As illustrated in Figures 4a and 4b, during exposure to relatively high heat and flame, such as in a flash over event, the meta-aramid fibres of the outer layer 102 thicken, swell and contract, before carbonizing at around 360°C. This automatic and immediate reaction to a rapid temperature increase, instantly consolidates, bulks up and closes the fabric sett of the otherwise substantially open grid structure of the outer layer 102 to thereby slow/limit heat transfer through the textile 100 towards a wearer's skin to thereby protect the underlying layers 104, 106 of the textile and desirably the skin from the external heat source. This automatic protection in turn significantly reduces the risk of second/third degree burns as a result of moisture, i.e. sweat, located in the vicinity of the skin, converting to steam. In addition, as described above, the arrangement and configuration of the intermediate layer 104 ensures any moisture created at the inner layer 106, e.g. sweat, is efficiently dissipated away from the skin and the efficient air flow through the textile provided by the substantially open structure of each layer in normal use ensures the dissipated moisture is efficiently evaporated to atmosphere to further reduce the risk of any moisture at the skin converting to steam and causing scalding. Furthermore, as a result of the meta-aramid yarns of the outer layer 102 consolidating, the para-aramid yarns of the inner layer 106 become locked into the structure to add additional strength and stability to the textile/garment 100 whilst being protected from

heat/flame by the yarns of the outer layer 102.

A fabric/textile material 100 according to certain embodiments of the present invention is further described by way of the following non-limiting examples:

Example 1

The fabric includes three warp layers consisting of warp A having 93% Meta-Aramid (Nomex), 5% Para-Aramid (Kevlar) and 2% Antistatic fibre (P140), warp B having 55% wool and 45% cellulose FR (Lenzing), and warp C having 100% para-aramid. This fabric is woven with two warp A ends to one warp B and one warp C. This is also the same ratio for the weft.

Example 2

The fabric incudes three warp layers consisting of warp A having a PBI/para-aramid blend yarn, warp B having 55% Wool and 45% cellulose FR (Lenzing), and warp C having 100% para-aramid. This fabric is woven with two warp A ends to one warp B and one warp C. This is also the same ratio for the weft.

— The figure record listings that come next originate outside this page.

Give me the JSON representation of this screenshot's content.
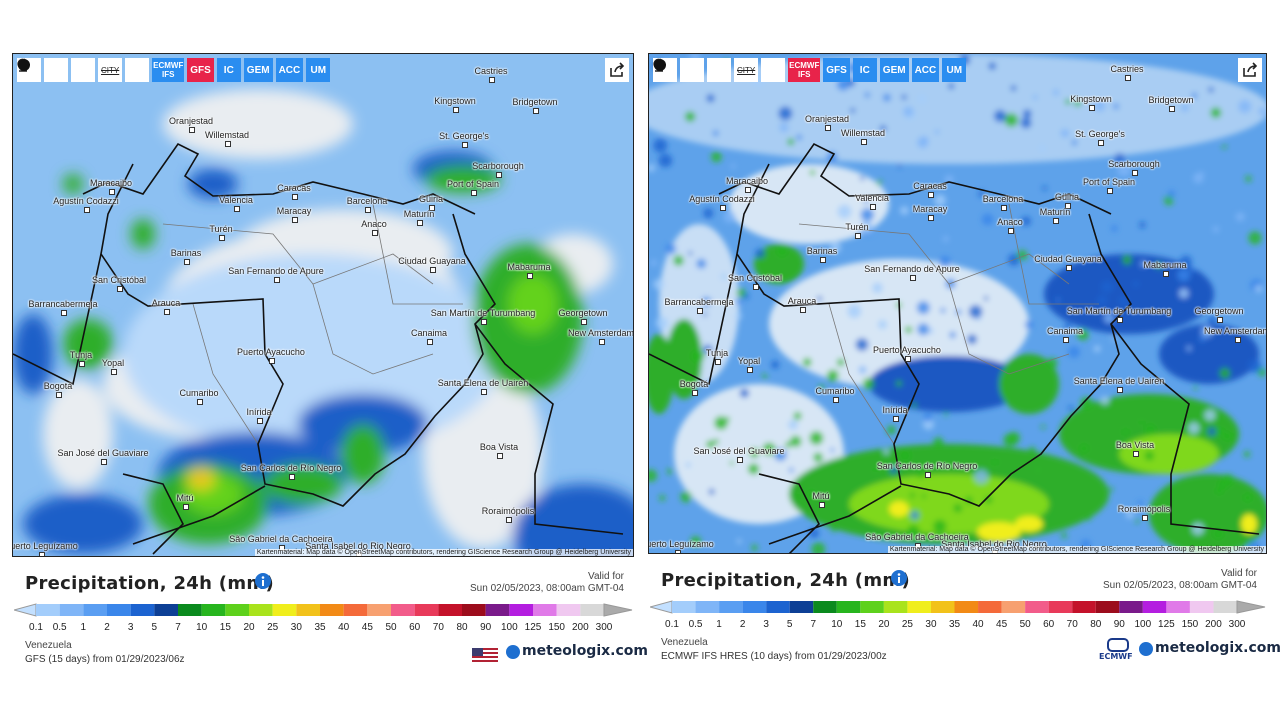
{
  "cities": [
    "Castries",
    "Kingstown",
    "Bridgetown",
    "Oranjestad",
    "Willemstad",
    "St. George's",
    "Scarborough",
    "Port of Spain",
    "Maracaibo",
    "Agustín Codazzi",
    "Caracas",
    "Valencia",
    "Maracay",
    "Barcelona",
    "Güiria",
    "Maturín",
    "Anaco",
    "Turén",
    "Barinas",
    "San Cristóbal",
    "San Fernando de Apure",
    "Ciudad Guayana",
    "Mabaruma",
    "Barrancabermeja",
    "Arauca",
    "San Martín de Turumbang",
    "Georgetown",
    "New Amsterdam",
    "Canaima",
    "Tunja",
    "Yopal",
    "Puerto Ayacucho",
    "Bogotá",
    "Santa Elena de Uairén",
    "Cumaribo",
    "Inírida",
    "Boa Vista",
    "San José del Guaviare",
    "San Carlos de Río Negro",
    "Mitú",
    "Roraimópolis",
    "São Gabriel da Cachoeira",
    "Santa Isabel do Rio Negro",
    "Puerto Leguízamo"
  ],
  "attribution": "Kartenmaterial: Map data © OpenStreetMap contributors, rendering GIScience Research Group @ Heidelberg University",
  "legend": {
    "labels": [
      "0.1",
      "0.5",
      "1",
      "2",
      "3",
      "5",
      "7",
      "10",
      "15",
      "20",
      "25",
      "30",
      "35",
      "40",
      "45",
      "50",
      "60",
      "70",
      "80",
      "90",
      "100",
      "125",
      "150",
      "200",
      "300"
    ],
    "colors": [
      "#c3e0ff",
      "#a3cdfb",
      "#7fb5f7",
      "#5a9ef2",
      "#3a86ea",
      "#1c63d0",
      "#0d3f95",
      "#0b8a1e",
      "#27b51e",
      "#5ed11c",
      "#a9e31c",
      "#f0ee1c",
      "#f2c21a",
      "#f28a16",
      "#f46a3a",
      "#f7a070",
      "#f25c8a",
      "#e83a5a",
      "#c4122a",
      "#9c0c1c",
      "#7a1a8a",
      "#b41ee0",
      "#e07ae8",
      "#f0c8f0",
      "#d8d8d8"
    ]
  },
  "panels": [
    {
      "toolbar": {
        "city": "CITY",
        "models": [
          "ECMWF IFS",
          "GFS",
          "IC",
          "GEM",
          "ACC",
          "UM"
        ],
        "active": 1
      },
      "title": "Precipitation, 24h (mm)",
      "valid_label": "Valid for",
      "valid_time": "Sun 02/05/2023, 08:00am GMT-04",
      "region": "Venezuela",
      "run": "GFS (15 days) from 01/29/2023/06z",
      "brand": "meteologix.com"
    },
    {
      "toolbar": {
        "city": "CITY",
        "models": [
          "ECMWF IFS",
          "GFS",
          "IC",
          "GEM",
          "ACC",
          "UM"
        ],
        "active": 0
      },
      "title": "Precipitation, 24h (mm)",
      "valid_label": "Valid for",
      "valid_time": "Sun 02/05/2023, 08:00am GMT-04",
      "region": "Venezuela",
      "run": "ECMWF IFS HRES (10 days) from 01/29/2023/00z",
      "brand": "meteologix.com",
      "logo": "ECMWF"
    }
  ]
}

Certain embodiments of the present invention therefore provide a light weight, comfortable fabric/textile, which is suitable for and provides improved performance in a PPE application, and which uses an open, breathable construction that reacts to its environment to increase thermal protection. The open structure of the textile allows air to circulate through the garment whilst ensuring the efficient dissipation of moisture to reduce discomfort and the effects of heat stress and exhaustion. The configuration of the textile further ensures the risk of scald burns are significantly reduced in the event of a high temperature event. The end user of a garment made from a textile according to certain embodiments of the present invention will feel cooler and dryer with a reduced wear burden. Furthermore, the textile/fabric meets the requirements of EN 469, BS7971 -10, AS/NZ4967, NFPA 1971 , EN1 1612 and other FR PPE standards, and also has a weight of less than 500 gsm when combined with a moisture barrier and inner liner for a firefighting garment. The textile according to certain embodiments of the present invention may be used in garments for use in many technical applications, such as wild land fire garments, structural fire garments, electric arc garment, petrochemical garment, urban search and rescue garments, forestry garments, police violent situation garments (e.g. riot), and garments for military use, or the like.